A recording from 2006 was played at a royal commission examining the way police used Ms Gobbo to inform on her clients.
The conversation is one of many police recorded as Ms Gobbo lifted the lid on her underworld clients between 2005 and 2009.
She had told her police handlers, from the secretive Source Development Unit, about an allegedly corrupt officer taking money from one of her clients.
Ms Gobbo was disappointed that information had made its way to the police Ethical Standards Department.
“Repeatedly I’ve chucked ethics out the window, I’ve chucked legal professional privilege out the window, I’ve chucked my career out the window if any of this ever came out,” Ms Gobbo said in the released recording.
“Forget about — I wouldn’t even be covered by insurance.
“I would be so f****d it’s not funny, and I can’t tell you those things if you’re gonna pass it on that specifically.
“You can’t do it, not that amount, not the, not the specific of it or you can, but not to idiots.”

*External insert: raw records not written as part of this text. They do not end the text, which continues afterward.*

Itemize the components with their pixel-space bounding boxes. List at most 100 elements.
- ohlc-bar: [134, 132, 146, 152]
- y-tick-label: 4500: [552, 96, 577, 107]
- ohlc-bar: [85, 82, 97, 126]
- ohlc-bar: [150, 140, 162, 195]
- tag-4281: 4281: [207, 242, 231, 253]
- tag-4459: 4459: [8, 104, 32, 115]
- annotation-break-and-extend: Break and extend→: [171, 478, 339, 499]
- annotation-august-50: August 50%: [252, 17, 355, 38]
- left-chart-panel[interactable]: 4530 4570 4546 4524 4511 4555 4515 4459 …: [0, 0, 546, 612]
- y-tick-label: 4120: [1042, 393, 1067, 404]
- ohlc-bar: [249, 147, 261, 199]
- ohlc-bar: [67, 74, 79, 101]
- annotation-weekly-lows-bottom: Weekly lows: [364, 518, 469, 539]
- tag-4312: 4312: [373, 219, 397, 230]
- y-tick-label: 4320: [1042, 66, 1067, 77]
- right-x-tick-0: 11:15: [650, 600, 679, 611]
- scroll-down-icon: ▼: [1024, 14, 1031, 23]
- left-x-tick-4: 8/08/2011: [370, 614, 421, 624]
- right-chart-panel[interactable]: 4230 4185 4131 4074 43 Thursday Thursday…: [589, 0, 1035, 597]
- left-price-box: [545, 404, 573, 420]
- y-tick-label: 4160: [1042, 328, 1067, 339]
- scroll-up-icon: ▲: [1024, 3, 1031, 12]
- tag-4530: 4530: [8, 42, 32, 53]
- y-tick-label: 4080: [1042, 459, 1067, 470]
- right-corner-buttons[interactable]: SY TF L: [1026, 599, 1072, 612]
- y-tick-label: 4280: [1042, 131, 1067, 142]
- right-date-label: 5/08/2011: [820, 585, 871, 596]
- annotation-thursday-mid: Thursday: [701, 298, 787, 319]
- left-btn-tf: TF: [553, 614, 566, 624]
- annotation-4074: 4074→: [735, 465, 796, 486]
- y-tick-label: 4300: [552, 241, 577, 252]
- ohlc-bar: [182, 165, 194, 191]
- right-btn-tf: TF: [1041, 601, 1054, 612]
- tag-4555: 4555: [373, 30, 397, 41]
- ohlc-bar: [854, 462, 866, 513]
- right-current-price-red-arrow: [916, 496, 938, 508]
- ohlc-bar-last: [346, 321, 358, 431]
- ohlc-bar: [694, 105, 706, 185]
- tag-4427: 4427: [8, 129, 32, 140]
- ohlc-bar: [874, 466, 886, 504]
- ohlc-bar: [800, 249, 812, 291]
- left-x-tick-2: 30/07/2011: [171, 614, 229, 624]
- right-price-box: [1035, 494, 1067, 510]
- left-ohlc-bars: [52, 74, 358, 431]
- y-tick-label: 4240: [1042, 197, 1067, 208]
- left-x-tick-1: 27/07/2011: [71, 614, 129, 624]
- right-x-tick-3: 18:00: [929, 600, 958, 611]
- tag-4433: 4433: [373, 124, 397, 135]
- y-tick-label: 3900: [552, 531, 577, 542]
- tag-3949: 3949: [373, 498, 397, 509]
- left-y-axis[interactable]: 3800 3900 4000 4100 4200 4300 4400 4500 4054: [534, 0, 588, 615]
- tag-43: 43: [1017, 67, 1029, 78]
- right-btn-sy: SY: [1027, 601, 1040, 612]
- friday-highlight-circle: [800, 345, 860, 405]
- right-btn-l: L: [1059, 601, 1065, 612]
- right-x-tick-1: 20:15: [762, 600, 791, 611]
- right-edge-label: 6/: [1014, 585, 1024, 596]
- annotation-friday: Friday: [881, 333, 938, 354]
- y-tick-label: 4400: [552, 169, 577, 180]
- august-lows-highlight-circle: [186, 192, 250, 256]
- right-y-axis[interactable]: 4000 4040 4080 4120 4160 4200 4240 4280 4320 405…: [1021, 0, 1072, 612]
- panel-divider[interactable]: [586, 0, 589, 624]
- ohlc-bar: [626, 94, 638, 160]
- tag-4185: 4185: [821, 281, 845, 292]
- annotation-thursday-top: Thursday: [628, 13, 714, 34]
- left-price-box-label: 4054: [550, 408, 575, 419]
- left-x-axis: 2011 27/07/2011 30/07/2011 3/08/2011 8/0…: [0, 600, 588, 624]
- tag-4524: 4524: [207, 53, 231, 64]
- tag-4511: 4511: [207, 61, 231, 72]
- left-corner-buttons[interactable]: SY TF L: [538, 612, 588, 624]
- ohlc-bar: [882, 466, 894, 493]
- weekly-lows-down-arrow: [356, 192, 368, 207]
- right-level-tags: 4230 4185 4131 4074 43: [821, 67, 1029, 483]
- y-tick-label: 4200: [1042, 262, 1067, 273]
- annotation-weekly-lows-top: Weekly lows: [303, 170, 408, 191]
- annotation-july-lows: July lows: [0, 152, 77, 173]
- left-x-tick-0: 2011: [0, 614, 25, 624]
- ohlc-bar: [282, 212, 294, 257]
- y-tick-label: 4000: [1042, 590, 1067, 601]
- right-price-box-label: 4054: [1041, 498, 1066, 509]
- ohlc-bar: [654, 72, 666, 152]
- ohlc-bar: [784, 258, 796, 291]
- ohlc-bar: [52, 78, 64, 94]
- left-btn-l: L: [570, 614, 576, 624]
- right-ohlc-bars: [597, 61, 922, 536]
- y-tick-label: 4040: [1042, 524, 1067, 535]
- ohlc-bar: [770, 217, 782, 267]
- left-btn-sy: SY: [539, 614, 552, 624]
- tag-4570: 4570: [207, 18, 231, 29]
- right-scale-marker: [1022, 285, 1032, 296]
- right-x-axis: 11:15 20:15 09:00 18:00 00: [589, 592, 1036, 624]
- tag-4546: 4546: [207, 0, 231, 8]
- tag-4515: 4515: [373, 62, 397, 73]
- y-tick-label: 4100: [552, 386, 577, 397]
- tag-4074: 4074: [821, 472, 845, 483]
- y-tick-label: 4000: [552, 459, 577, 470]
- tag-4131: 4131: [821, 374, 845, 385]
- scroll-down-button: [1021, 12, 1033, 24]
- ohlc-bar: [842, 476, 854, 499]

In the recording, a police officer, who is giving evidence to the royal commission under the pseudonym Sandy White, denied her accusation.
“Well … I didn’t pass it on to … I can guarantee you that,” Sandy White said in the recording.
Victoria Police today tried to restrict media access to the tapes, arguing the identities of the police officers who met with Ms Gobbo might be revealed.
It called on the commission to alter the sound of the police officers on the tapes before releasing them, but the commissioner Margaret McMurdo ruled the tapes should be released as recorded.
“The nuances of the conversations, which could be highly relevant to understanding the nature of the relationship at the time between Ms Gobbo and the various relevant officers of Victoria Police, would not be as well understood by the public,” she said.
“It is imperative that the public be informed, of as much as possible, of what occurs in the hearings of this commission on this topic so that community confidence in Victoria Police’s practice in the handling and management of human sources, who are subject to legal obligation of confidentiality or privilege, is restored.”